Marino consideró que la reciente confluencia parlamentaria demuestra que existen condiciones para avanzar sobre los reclamos de las personas endeudadas y del colectivo de discapacidad. Al mismo tiempo, admitió que la fotografía de unidad todavía no constituye un frente político consolidado contra el Presidente, aunque sostuvo que podría ser un punto de partida para construirlo.
El escenario, de todos modos, presenta matices. Una parte de la oposición dialoguista, entre ella Provincias Unidas, acompañó recientemente algunas iniciativas económicas impulsadas por el Gobierno. Incluso dirigentes que participaron de la imagen de unidad respaldaron propuestas vinculadas con cambios en el Banco Central.
Por este motivo, la posibilidad de conformar un bloque opositor estable todavía aparece atravesada por diferencias. La Coalición Cívica y Encuentro Federal mantienen posiciones que no siempre coinciden con las del peronismo y otros sectores opositores, mientras que dentro de Provincias Unidas también conviven dirigentes con posturas diferentes frente al oficialismo.

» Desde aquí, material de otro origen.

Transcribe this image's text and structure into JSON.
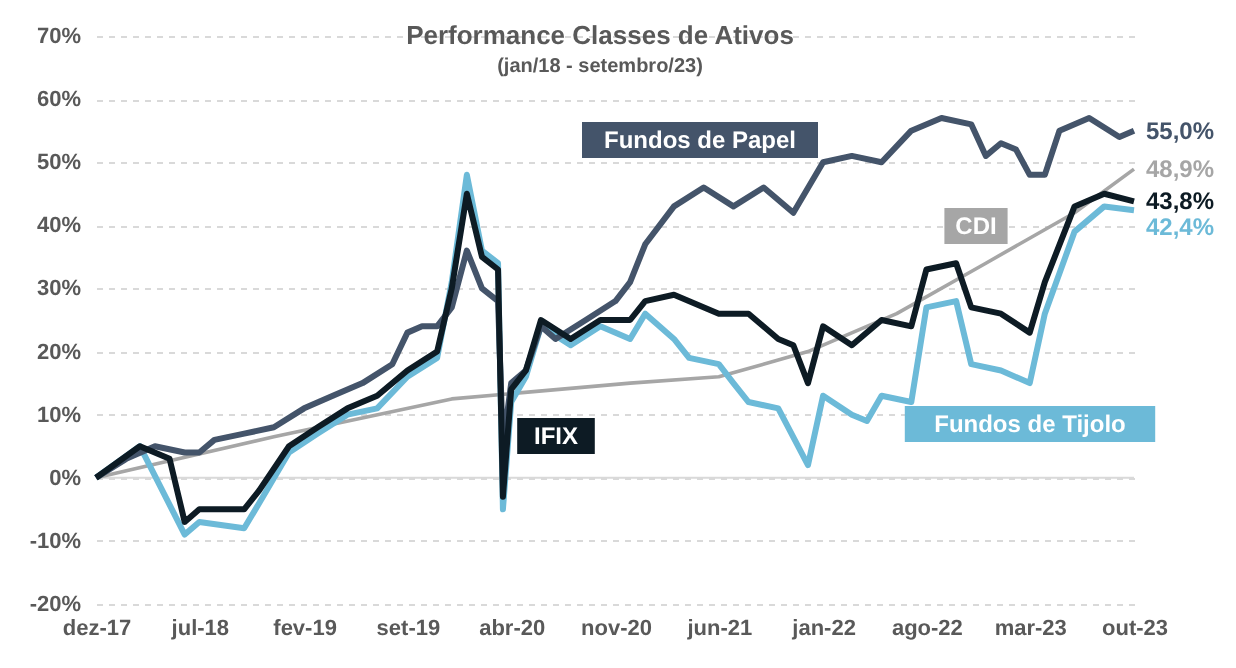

En ese espacio, Gisela Scaglia encabeza un sector con posiciones más cercanas al Gobierno, mientras que Esteban Paulón y Pablo Farías aparecen entre las voces más críticas. También existen diferencias entre dirigentes radicales y representantes cordobeses, que pueden coincidir con la oposición en determinados proyectos, pero no necesariamente integran un mismo esquema político.
En este nuevo escenario, Natalia de la Sota aparece como una de las dirigentes con mayor capacidad para articular acuerdos, mientras que Marcela Pagano mantiene un perfil crítico dentro de su bloque. La participación de la izquierda también adquirió mayor visibilidad, especialmente a partir del protagonismo de Myriam Bregman durante la conferencia posterior a la sesión.
Desde sectores de Unión por la Patria consideran que el contexto parlamentario puede favorecer una mayor coordinación opositora. Una de las evaluaciones realizadas dentro de ese espacio es que la mayoría con la que cuenta el oficialismo no resulta completamente estable y que, en distintas oportunidades, sus legisladores debieron incorporar propuestas de otros bloques para conseguir respaldo.
Esta dinámica también está atravesada por el calendario electoral en distintas provincias y por los próximos debates sobre reformas de alcance nacional. En ese contexto, la fotografía de unidad puede funcionar como una señal de acercamiento entre sectores que hasta ahora mantuvieron diferencias, aunque todavía resta comprobar si esos acuerdos pueden transformarse en una estrategia parlamentaria sostenida.